Determine the appropriate number of topics using model evaluation metrics.

```{r optimal-k}
k_selection <- sm_select_optimal_k(
  dtm = dtm,
  k_range = seq(4, 20, by = 2),
  method = "gibbs",
  plot = TRUE
)

# View results
print(k_selection$metrics)
print(paste("Optimal k:", k_selection$optimal_k))
```

The function compares models across different values of $k$ using perplexity, a measure of model fit (lower is better).

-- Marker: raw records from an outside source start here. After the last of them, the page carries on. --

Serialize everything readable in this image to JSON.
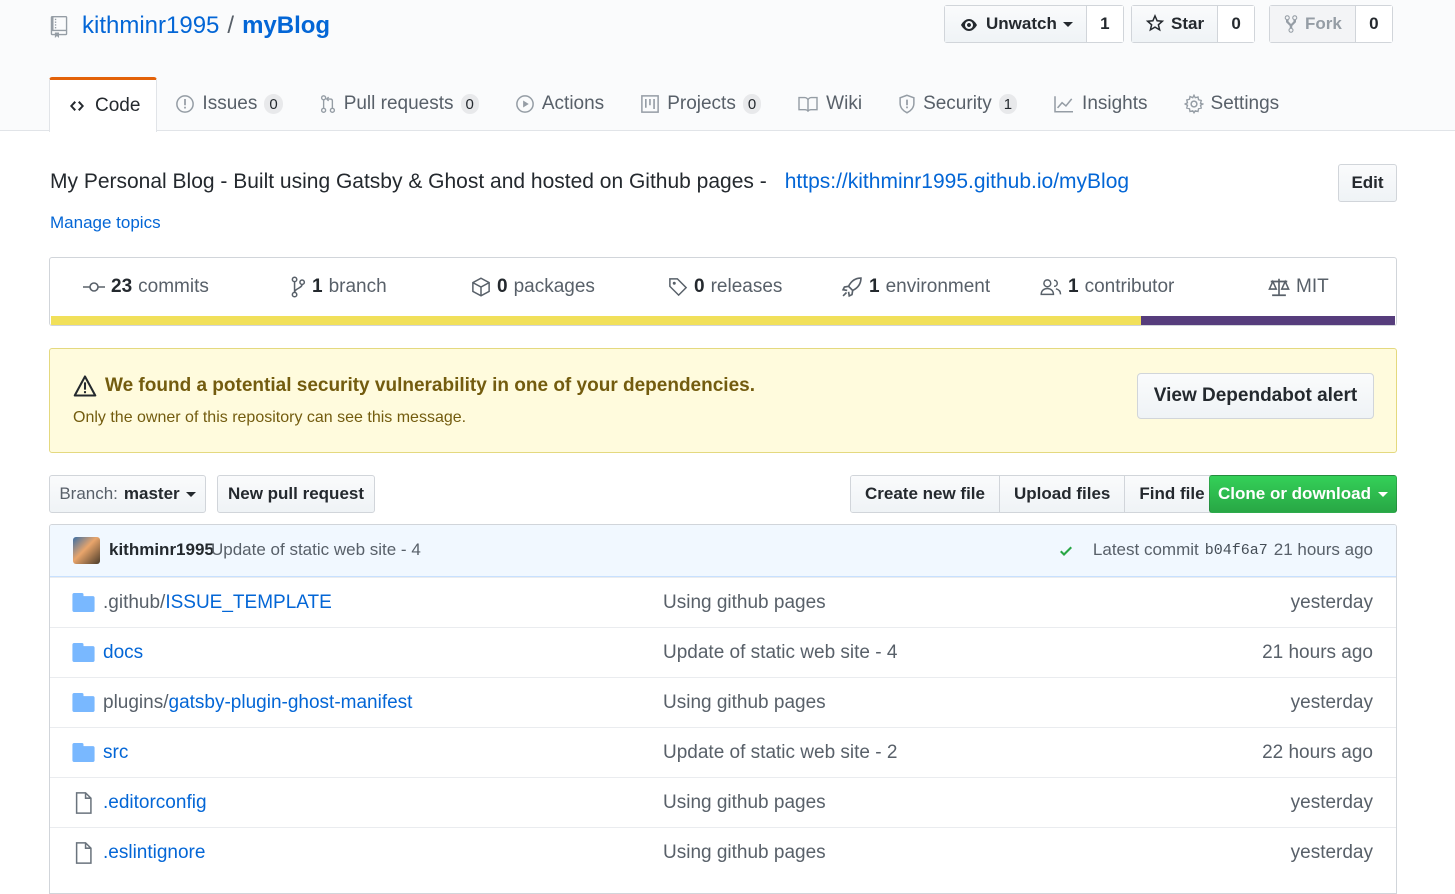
{
  "repo": {
    "owner": "kithminr1995",
    "separator": "/",
    "name": "myBlog"
  },
  "social": {
    "watch": {
      "label": "Unwatch",
      "count": "1"
    },
    "star": {
      "label": "Star",
      "count": "0"
    },
    "fork": {
      "label": "Fork",
      "count": "0"
    }
  },
  "tabs": [
    {
      "label": "Code",
      "icon": "code-icon",
      "active": true
    },
    {
      "label": "Issues",
      "icon": "issue-icon",
      "count": "0"
    },
    {
      "label": "Pull requests",
      "icon": "pull-request-icon",
      "count": "0"
    },
    {
      "label": "Actions",
      "icon": "play-icon"
    },
    {
      "label": "Projects",
      "icon": "project-icon",
      "count": "0"
    },
    {
      "label": "Wiki",
      "icon": "book-icon"
    },
    {
      "label": "Security",
      "icon": "shield-icon",
      "count": "1"
    },
    {
      "label": "Insights",
      "icon": "graph-icon"
    },
    {
      "label": "Settings",
      "icon": "gear-icon"
    }
  ],
  "description": {
    "text": "My Personal Blog - Built using Gatsby & Ghost and hosted on Github pages -",
    "url": "https://kithminr1995.github.io/myBlog",
    "edit_label": "Edit",
    "manage_topics": "Manage topics"
  },
  "summary": {
    "commits": {
      "count": "23",
      "label": "commits"
    },
    "branch": {
      "count": "1",
      "label": "branch"
    },
    "packages": {
      "count": "0",
      "label": "packages"
    },
    "releases": {
      "count": "0",
      "label": "releases"
    },
    "environment": {
      "count": "1",
      "label": "environment"
    },
    "contributor": {
      "count": "1",
      "label": "contributor"
    },
    "license": "MIT",
    "languages": [
      {
        "color": "#f1e05a",
        "percent": 81.1
      },
      {
        "color": "#563d7c",
        "percent": 18.9
      }
    ]
  },
  "alert": {
    "title": "We found a potential security vulnerability in one of your dependencies.",
    "subtitle": "Only the owner of this repository can see this message.",
    "button": "View Dependabot alert"
  },
  "toolbar": {
    "branch_prefix": "Branch:",
    "branch_name": "master",
    "new_pr": "New pull request",
    "create_file": "Create new file",
    "upload_files": "Upload files",
    "find_file": "Find file",
    "clone": "Clone or download"
  },
  "commit": {
    "author": "kithminr1995",
    "message": "Update of static web site - 4",
    "latest_label": "Latest commit",
    "sha": "b04f6a7",
    "age": "21 hours ago"
  },
  "files": [
    {
      "type": "dir",
      "prefix": ".github/",
      "name": "ISSUE_TEMPLATE",
      "message": "Using github pages",
      "age": "yesterday"
    },
    {
      "type": "dir",
      "prefix": "",
      "name": "docs",
      "message": "Update of static web site - 4",
      "age": "21 hours ago"
    },
    {
      "type": "dir",
      "prefix": "plugins/",
      "name": "gatsby-plugin-ghost-manifest",
      "message": "Using github pages",
      "age": "yesterday"
    },
    {
      "type": "dir",
      "prefix": "",
      "name": "src",
      "message": "Update of static web site - 2",
      "age": "22 hours ago"
    },
    {
      "type": "file",
      "prefix": "",
      "name": ".editorconfig",
      "message": "Using github pages",
      "age": "yesterday"
    },
    {
      "type": "file",
      "prefix": "",
      "name": ".eslintignore",
      "message": "Using github pages",
      "age": "yesterday"
    }
  ]
}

## Step 5: Train Topic Model

Fit a Latent Dirichlet Allocation (LDA) model with the optimal number of topics.

```{r train-lda}
lda_model <- sm_train_lda(
  dtm = dtm,
  k = k_selection$optimal_k,
  method = "gibbs",
  iter = 2000,
  alpha = 50 / k_selection$optimal_k,  # Symmetric Dirichlet prior
  seed = 1729
)

# Examine top terms per topic
terms_matrix <- topicmodels::terms(lda_model, 10)
print(terms_matrix)
```

LDA [@Blei2003] models each document as a mixture of topics, where each topic is a distribution over words. The Gibbs sampling method [@Griffiths2004] estimates model parameters through Markov Chain Monte Carlo.

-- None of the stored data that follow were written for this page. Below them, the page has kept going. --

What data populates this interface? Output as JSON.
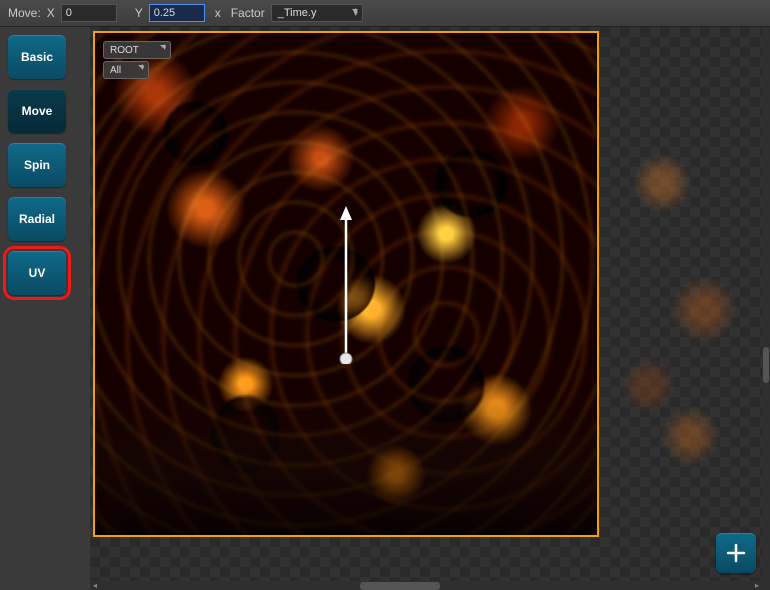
{
  "toolbar": {
    "move_label": "Move:",
    "x_label": "X",
    "x_value": "0",
    "y_label": "Y",
    "y_value": "0.25",
    "times_label": "x",
    "factor_label": "Factor",
    "factor_value": "_Time.y"
  },
  "sidebar": {
    "tabs": [
      {
        "label": "Basic"
      },
      {
        "label": "Move"
      },
      {
        "label": "Spin"
      },
      {
        "label": "Radial"
      },
      {
        "label": "UV"
      }
    ],
    "selected_index": 4
  },
  "viewport": {
    "root_dropdown": "ROOT",
    "filter_dropdown": "All",
    "border_color": "#f2a100",
    "arrow_direction": "up"
  },
  "add_button": {
    "label": "+"
  },
  "colors": {
    "accent": "#0f6a8a",
    "selection_outline": "#f01818"
  }
}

## Step 6: Model Comparison

Compare multiple topic modeling approaches.

```{r compare-models}
comparison <- sm_compare_models(
  dtm = dtm,
  k = 10,
  seed = 1729,
  verbose = TRUE
)

# View metrics
print(comparison$metrics)
print(paste("Recommended model:", comparison$recommendation))

# Extract best model
best_model <- comparison$models[[tolower(comparison$recommendation)]]
```

The function fits three models:
- **LDA**: Standard Latent Dirichlet Allocation
- **CTM**: Correlated Topic Model [@Blei2007] (allows topic correlations)
- **STM**: Structural Topic Model [@Roberts2014] (not yet implemented)

## Step 7: Visualization

### Topic Terms Visualization

Display the most important terms for each topic.

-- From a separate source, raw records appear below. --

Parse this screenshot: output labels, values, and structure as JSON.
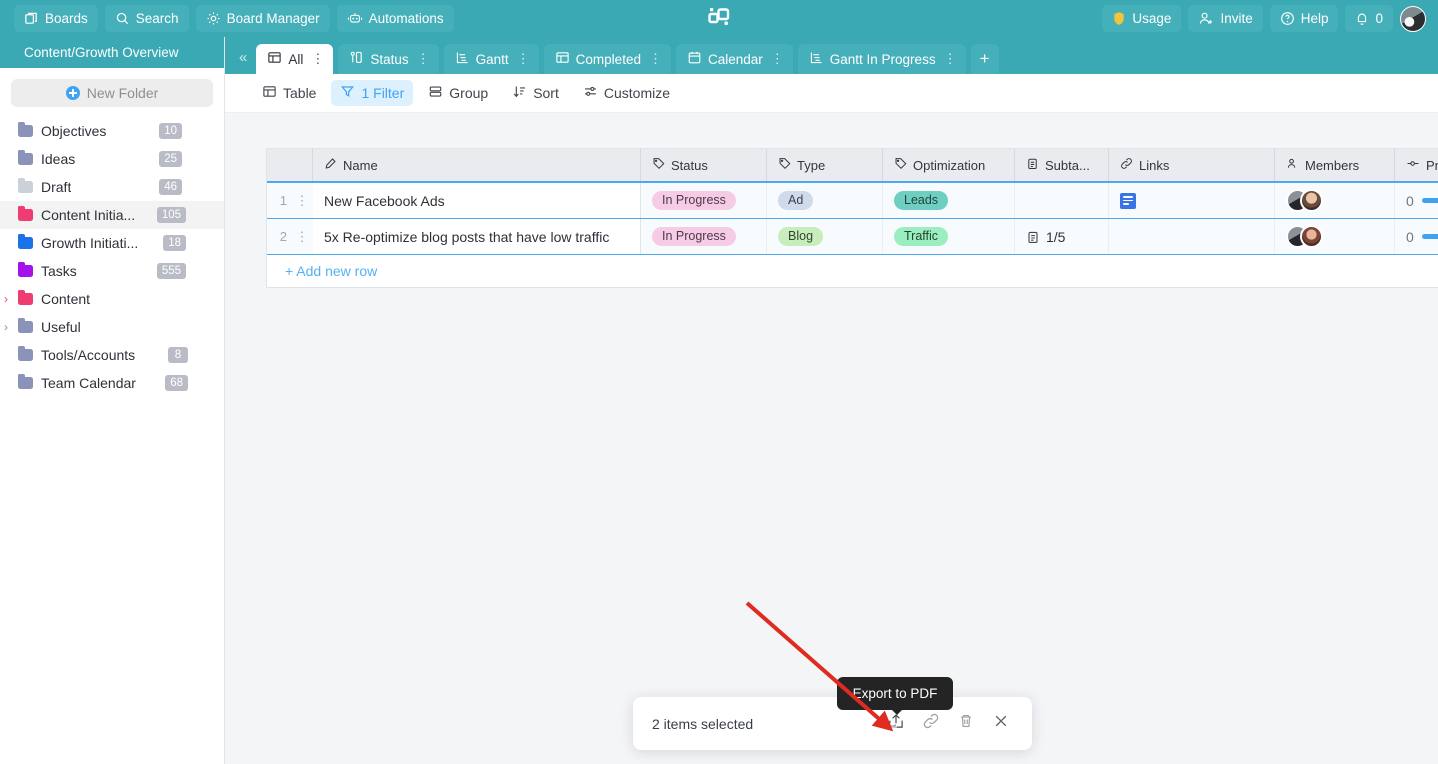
{
  "topbar": {
    "left_buttons": [
      {
        "label": "Boards",
        "icon": "boards-icon"
      },
      {
        "label": "Search",
        "icon": "search-icon"
      },
      {
        "label": "Board Manager",
        "icon": "gear-icon"
      },
      {
        "label": "Automations",
        "icon": "robot-icon"
      }
    ],
    "right_buttons": [
      {
        "label": "Usage",
        "icon": "shield-icon"
      },
      {
        "label": "Invite",
        "icon": "user-plus-icon"
      },
      {
        "label": "Help",
        "icon": "question-circle-icon"
      },
      {
        "label": "0",
        "icon": "bell-icon"
      }
    ],
    "brand_color": "#3aa9b4",
    "logo": "app-logo"
  },
  "sidebar": {
    "title": "Content/Growth Overview",
    "new_folder_label": "New Folder",
    "items": [
      {
        "label": "Objectives",
        "badge": "10",
        "color": "#8b93bb",
        "caret": "",
        "active": false
      },
      {
        "label": "Ideas",
        "badge": "25",
        "color": "#8b93bb",
        "caret": "",
        "active": false
      },
      {
        "label": "Draft",
        "badge": "46",
        "color": "#ccd0d9",
        "caret": "",
        "active": false
      },
      {
        "label": "Content Initia...",
        "badge": "105",
        "color": "#ef3d74",
        "caret": "",
        "active": true
      },
      {
        "label": "Growth Initiati...",
        "badge": "18",
        "color": "#1a73e8",
        "caret": "",
        "active": false
      },
      {
        "label": "Tasks",
        "badge": "555",
        "color": "#a511e8",
        "caret": "",
        "active": false
      },
      {
        "label": "Content",
        "badge": "",
        "color": "#ef3d74",
        "caret": "›",
        "caret_color": "#ef3d74",
        "active": false
      },
      {
        "label": "Useful",
        "badge": "",
        "color": "#8b93bb",
        "caret": "›",
        "caret_color": "#8b93bb",
        "active": false
      },
      {
        "label": "Tools/Accounts",
        "badge": "8",
        "color": "#8b93bb",
        "caret": "",
        "active": false
      },
      {
        "label": "Team Calendar",
        "badge": "68",
        "color": "#8b93bb",
        "caret": "",
        "active": false
      }
    ]
  },
  "tabstrip": {
    "collapse_label": "«",
    "tabs": [
      {
        "label": "All",
        "icon": "table-icon",
        "active": true
      },
      {
        "label": "Status",
        "icon": "kanban-icon",
        "active": false
      },
      {
        "label": "Gantt",
        "icon": "gantt-icon",
        "active": false
      },
      {
        "label": "Completed",
        "icon": "table-icon",
        "active": false
      },
      {
        "label": "Calendar",
        "icon": "calendar-icon",
        "active": false
      },
      {
        "label": "Gantt In Progress",
        "icon": "gantt-icon",
        "active": false
      }
    ],
    "add_label": "+",
    "menu_dots": "⋮"
  },
  "toolbar": {
    "items": [
      {
        "label": "Table",
        "icon": "table-icon",
        "active": false
      },
      {
        "label": "1 Filter",
        "icon": "filter-icon",
        "active": true
      },
      {
        "label": "Group",
        "icon": "group-icon",
        "active": false
      },
      {
        "label": "Sort",
        "icon": "sort-icon",
        "active": false
      },
      {
        "label": "Customize",
        "icon": "sliders-icon",
        "active": false
      }
    ],
    "accent_color": "#3fa3f4"
  },
  "grid": {
    "columns": [
      {
        "label": "Name",
        "icon": "pencil-icon"
      },
      {
        "label": "Status",
        "icon": "tag-icon"
      },
      {
        "label": "Type",
        "icon": "tag-icon"
      },
      {
        "label": "Optimization",
        "icon": "tag-icon"
      },
      {
        "label": "Subta...",
        "icon": "clipboard-icon"
      },
      {
        "label": "Links",
        "icon": "link-icon"
      },
      {
        "label": "Members",
        "icon": "people-icon"
      },
      {
        "label": "Progr",
        "icon": "progress-icon"
      }
    ],
    "rows": [
      {
        "index": "1",
        "name": "New Facebook Ads",
        "status": "In Progress",
        "type": "Ad",
        "type_style": "ad",
        "optimization": "Leads",
        "opt_style": "leads",
        "subtasks": "",
        "links_icon": "google-doc-icon",
        "progress_value": "0",
        "selected": true
      },
      {
        "index": "2",
        "name": "5x Re-optimize blog posts that have low traffic",
        "status": "In Progress",
        "type": "Blog",
        "type_style": "blog",
        "optimization": "Traffic",
        "opt_style": "traffic",
        "subtasks": "1/5",
        "links_icon": "",
        "progress_value": "0",
        "selected": true
      }
    ],
    "add_row_label": "+ Add new row",
    "row_menu_dots": "⋮"
  },
  "selection_bar": {
    "text": "2 items selected",
    "actions": [
      {
        "name": "export-pdf-button",
        "icon": "export-pdf-icon"
      },
      {
        "name": "copy-link-button",
        "icon": "link-icon"
      },
      {
        "name": "delete-button",
        "icon": "trash-icon"
      },
      {
        "name": "close-button",
        "icon": "close-icon"
      }
    ]
  },
  "tooltip": {
    "text": "Export to PDF"
  },
  "annotation": {
    "arrow_color": "#e02b20"
  }
}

```{r plot-terms, fig.cap="Top terms per topic with beta weights"}
plot_terms <- sm_plot_topic_terms(
  model = lda_model,
  n_terms = 10
)
print(plot_terms)
```

The visualization shows term importance (beta values) within each topic. Higher beta indicates greater relevance to the topic.

### Topic Frequency Distribution

Show how topics are distributed across the document collection.

```{r plot-frequency, fig.cap="Document distribution across topics"}
plot_freq <- sm_plot_topic_frequency(
  model = lda_model,
  dtm = dtm
)
print(plot_freq)
```

### Topic Trends Over Time

Examine how topic prevalence changes over publication years.

```{r plot-trends, fig.cap="Topic prevalence trends over time"}
# Ensure papers have doc_id matching DTM rownames
papers$doc_id <- rownames(dtm)

plot_trends <- sm_plot_topic_trends(
  model = lda_model,
  dtm = dtm,
  metadata = papers,
  year_col = "year",
  doc_id_col = "doc_id"
)
print(plot_trends)
```

This visualization reveals emerging and declining research themes over time.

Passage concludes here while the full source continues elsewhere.